Although he loves a 'train day' with his grandad, which ticks both of those boxes (socialising/new environments) so I'll definitely encourage more of that. 👍

I don't think the rudeness is deliberate - I don't think he knows his comments are rude, rather he's just complaining/arguing/protesting about what I've asked him to do. So I try not to 'scold' him, but do pick him up on it "that was rude". The issue is more that it annoys me and I have no way of stopping git because he doesn't understand that what he's saying is offensive. Do you think after picking him up on it he'll eventually get the idea?

He does social stories at school, but we haven't done any at home. Do you have any advice on where to start?

I love that analogy, I wouldn't want to drag him into our world, it seems I can't get into his though. Or am I?! 😭

That's sound advice, I remind myself daily that 'this is just who he is and how he navigates the world', unfortunately that doesn't always stop me feeling frustrated. 😮‍💨

If he likes books you can buy bundles of books that are social stories.

They haven't worked for my own DS but hes not into books so that's probably where I've gone wrong, but I imagine for a child that does like to be read to, they might help.

The idea is obviously that you read it and encourage questions to be asked throughout or talk about the morals within the story at the end.
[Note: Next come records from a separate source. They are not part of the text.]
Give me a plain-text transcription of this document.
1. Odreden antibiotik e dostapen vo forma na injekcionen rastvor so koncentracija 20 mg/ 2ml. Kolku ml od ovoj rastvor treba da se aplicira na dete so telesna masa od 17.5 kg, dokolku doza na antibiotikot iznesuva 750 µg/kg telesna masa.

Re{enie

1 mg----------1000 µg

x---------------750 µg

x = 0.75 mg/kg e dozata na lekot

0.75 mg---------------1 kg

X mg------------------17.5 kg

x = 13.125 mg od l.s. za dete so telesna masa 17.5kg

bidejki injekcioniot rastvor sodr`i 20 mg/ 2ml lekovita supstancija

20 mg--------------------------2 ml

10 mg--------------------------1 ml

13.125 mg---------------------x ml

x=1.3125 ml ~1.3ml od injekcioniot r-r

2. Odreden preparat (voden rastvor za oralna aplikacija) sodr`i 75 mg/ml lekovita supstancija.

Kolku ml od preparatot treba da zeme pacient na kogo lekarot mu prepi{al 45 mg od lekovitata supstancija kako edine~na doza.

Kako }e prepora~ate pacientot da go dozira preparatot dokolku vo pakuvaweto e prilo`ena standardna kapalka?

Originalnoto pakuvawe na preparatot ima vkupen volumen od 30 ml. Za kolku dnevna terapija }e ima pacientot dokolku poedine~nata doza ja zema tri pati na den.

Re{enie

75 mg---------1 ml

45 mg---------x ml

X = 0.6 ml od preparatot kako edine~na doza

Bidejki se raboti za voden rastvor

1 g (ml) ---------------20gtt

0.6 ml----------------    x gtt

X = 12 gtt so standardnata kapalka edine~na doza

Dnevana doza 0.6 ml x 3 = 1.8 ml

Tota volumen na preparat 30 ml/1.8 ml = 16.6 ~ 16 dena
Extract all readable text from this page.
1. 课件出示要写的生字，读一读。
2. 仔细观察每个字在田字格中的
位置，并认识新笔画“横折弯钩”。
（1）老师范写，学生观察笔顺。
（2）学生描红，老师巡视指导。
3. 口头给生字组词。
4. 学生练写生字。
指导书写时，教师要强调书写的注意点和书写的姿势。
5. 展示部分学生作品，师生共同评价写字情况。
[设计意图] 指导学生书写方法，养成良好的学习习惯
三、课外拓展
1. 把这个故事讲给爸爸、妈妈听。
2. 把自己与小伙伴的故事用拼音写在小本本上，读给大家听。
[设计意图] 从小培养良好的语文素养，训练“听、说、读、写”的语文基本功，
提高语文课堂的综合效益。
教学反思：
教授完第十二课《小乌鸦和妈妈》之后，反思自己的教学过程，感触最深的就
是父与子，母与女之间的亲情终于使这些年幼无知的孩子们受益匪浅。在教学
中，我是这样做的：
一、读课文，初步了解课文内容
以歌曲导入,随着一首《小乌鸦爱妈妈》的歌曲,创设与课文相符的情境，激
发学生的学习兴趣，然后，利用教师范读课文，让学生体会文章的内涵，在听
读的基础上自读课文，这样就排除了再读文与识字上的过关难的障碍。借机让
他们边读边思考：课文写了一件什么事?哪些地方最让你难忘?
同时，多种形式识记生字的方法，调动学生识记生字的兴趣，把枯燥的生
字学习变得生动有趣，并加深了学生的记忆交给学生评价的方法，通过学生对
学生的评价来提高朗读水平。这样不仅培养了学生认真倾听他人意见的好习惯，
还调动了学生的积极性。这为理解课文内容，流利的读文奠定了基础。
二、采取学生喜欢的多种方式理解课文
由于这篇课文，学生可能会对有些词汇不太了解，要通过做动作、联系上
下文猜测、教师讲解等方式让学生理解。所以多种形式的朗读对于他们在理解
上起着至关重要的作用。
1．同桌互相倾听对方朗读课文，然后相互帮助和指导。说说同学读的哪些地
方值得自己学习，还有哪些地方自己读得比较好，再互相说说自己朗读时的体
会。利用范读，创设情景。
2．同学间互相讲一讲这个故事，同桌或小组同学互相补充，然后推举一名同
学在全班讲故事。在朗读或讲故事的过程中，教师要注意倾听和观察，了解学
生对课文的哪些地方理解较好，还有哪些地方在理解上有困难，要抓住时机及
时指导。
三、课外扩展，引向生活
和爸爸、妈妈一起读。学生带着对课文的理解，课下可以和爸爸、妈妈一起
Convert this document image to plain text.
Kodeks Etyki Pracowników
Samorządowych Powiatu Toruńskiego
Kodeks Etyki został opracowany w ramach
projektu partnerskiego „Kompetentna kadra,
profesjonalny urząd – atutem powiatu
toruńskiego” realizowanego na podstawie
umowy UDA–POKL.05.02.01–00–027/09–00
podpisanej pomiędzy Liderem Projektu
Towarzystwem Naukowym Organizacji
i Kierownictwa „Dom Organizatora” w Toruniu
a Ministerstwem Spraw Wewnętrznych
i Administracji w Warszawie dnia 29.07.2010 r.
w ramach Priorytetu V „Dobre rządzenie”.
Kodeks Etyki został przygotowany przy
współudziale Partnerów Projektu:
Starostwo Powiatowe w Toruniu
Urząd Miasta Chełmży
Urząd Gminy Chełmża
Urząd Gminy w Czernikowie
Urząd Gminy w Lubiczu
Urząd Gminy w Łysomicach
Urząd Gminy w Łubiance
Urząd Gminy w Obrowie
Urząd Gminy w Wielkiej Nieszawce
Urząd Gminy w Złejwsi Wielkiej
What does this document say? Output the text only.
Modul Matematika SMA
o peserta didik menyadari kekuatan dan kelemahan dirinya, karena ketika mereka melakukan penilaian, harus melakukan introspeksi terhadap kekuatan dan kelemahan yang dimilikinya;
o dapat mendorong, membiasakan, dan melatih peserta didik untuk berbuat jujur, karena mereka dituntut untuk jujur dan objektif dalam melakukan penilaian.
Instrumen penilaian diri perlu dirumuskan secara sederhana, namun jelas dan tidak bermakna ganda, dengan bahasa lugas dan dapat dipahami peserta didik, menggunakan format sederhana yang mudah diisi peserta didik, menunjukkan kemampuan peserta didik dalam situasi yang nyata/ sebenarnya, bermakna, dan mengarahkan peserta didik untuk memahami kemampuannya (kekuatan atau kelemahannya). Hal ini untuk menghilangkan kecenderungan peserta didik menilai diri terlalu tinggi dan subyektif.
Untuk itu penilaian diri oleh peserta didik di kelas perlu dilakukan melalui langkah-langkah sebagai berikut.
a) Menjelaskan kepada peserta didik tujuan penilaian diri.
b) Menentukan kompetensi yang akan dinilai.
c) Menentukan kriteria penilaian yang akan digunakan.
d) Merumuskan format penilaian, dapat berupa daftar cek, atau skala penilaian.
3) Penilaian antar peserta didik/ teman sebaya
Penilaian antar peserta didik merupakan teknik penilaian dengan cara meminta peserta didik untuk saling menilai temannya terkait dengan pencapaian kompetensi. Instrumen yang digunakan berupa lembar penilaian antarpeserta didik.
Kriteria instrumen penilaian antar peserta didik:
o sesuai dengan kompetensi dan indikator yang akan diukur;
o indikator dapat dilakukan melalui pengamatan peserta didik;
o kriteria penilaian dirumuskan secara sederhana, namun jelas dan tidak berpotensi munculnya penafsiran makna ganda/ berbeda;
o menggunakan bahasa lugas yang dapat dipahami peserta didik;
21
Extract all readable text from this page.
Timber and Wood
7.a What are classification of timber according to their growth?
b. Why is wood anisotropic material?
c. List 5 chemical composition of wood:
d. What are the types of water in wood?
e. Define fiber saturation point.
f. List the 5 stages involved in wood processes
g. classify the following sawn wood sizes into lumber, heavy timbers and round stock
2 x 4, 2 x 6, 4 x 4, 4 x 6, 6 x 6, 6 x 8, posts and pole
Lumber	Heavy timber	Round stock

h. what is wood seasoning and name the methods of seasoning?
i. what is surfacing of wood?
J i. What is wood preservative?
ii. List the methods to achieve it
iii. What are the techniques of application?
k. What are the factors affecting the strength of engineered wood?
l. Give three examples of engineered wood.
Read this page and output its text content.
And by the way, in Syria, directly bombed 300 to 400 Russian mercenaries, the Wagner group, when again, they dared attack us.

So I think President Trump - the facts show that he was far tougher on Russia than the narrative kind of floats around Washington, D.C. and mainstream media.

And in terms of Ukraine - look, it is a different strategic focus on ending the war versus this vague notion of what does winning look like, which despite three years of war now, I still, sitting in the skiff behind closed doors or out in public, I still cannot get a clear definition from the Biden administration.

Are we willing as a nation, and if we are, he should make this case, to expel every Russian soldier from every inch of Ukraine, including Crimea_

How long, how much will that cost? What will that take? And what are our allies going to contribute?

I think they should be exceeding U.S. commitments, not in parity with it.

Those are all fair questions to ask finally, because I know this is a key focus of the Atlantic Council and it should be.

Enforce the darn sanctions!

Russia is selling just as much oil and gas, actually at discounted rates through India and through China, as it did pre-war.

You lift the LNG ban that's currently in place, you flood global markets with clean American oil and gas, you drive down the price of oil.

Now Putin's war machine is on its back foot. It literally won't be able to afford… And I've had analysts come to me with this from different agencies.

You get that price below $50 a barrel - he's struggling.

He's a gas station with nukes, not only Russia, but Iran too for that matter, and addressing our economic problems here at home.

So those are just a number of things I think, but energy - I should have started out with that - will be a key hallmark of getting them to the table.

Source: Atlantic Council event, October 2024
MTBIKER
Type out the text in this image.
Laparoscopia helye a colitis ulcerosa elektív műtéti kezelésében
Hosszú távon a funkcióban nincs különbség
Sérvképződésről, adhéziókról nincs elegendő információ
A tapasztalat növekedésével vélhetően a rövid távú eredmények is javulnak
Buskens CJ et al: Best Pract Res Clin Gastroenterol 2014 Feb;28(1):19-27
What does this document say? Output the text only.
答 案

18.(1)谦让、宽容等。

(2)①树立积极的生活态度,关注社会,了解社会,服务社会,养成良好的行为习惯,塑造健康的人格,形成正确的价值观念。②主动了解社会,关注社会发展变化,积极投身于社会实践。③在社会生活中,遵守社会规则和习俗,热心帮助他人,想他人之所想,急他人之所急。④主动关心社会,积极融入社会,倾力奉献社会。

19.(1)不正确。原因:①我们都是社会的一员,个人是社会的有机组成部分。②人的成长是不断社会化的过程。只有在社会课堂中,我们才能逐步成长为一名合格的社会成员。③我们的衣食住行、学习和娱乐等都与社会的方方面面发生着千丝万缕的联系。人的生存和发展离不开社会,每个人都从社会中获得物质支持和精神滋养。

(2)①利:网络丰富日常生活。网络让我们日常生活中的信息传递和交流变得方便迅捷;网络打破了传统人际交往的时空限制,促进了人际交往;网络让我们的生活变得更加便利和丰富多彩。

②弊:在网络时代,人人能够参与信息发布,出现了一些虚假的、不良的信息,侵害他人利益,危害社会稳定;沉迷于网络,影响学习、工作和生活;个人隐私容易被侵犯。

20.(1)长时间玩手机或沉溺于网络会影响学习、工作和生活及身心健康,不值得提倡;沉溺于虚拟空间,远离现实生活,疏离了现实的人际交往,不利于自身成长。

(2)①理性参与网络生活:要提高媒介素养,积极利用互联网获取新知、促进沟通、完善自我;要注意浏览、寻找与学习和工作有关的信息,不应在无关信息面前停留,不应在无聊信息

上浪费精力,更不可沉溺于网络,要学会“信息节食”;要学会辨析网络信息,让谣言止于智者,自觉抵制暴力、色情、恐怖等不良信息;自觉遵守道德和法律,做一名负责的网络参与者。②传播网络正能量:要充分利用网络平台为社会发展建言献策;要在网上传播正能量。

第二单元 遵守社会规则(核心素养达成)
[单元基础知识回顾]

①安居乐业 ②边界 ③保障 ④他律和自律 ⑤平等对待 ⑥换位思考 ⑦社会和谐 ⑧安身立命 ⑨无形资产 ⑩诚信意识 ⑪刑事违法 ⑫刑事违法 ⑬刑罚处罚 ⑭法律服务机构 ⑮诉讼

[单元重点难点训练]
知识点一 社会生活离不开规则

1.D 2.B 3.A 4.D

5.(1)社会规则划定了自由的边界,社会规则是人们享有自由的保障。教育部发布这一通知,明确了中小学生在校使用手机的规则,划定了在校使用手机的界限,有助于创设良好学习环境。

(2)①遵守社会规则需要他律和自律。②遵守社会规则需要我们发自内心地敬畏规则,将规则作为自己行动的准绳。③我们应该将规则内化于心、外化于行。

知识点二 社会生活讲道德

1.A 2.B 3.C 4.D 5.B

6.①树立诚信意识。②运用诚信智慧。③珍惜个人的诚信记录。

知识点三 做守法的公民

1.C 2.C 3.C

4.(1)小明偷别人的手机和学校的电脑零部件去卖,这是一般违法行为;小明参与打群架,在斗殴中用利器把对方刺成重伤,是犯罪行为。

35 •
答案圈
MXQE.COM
MyNavyPombear · 03/01/2025 16:17

I have a much younger autistic DS, and love him dearly, but it’s also ok to get annoyed with some stuff. Some of it is typical child behaviour, other things are definitely the autism. Everything you’ve described about your son is literally an autism checklist and so accepting that’s the way he is would be a start. Not wanting to be social, vocal stims etc. all normal for an autistic person. As far as coping mechanisms, I have misophonia anyway so loop earplugs were a good buy for me. Other than that, personally I think you absolutely can draw boundaries and tell your child off even if they’re autistic, it just has to be within the boundaries of what they can understand, and what’s reasonable.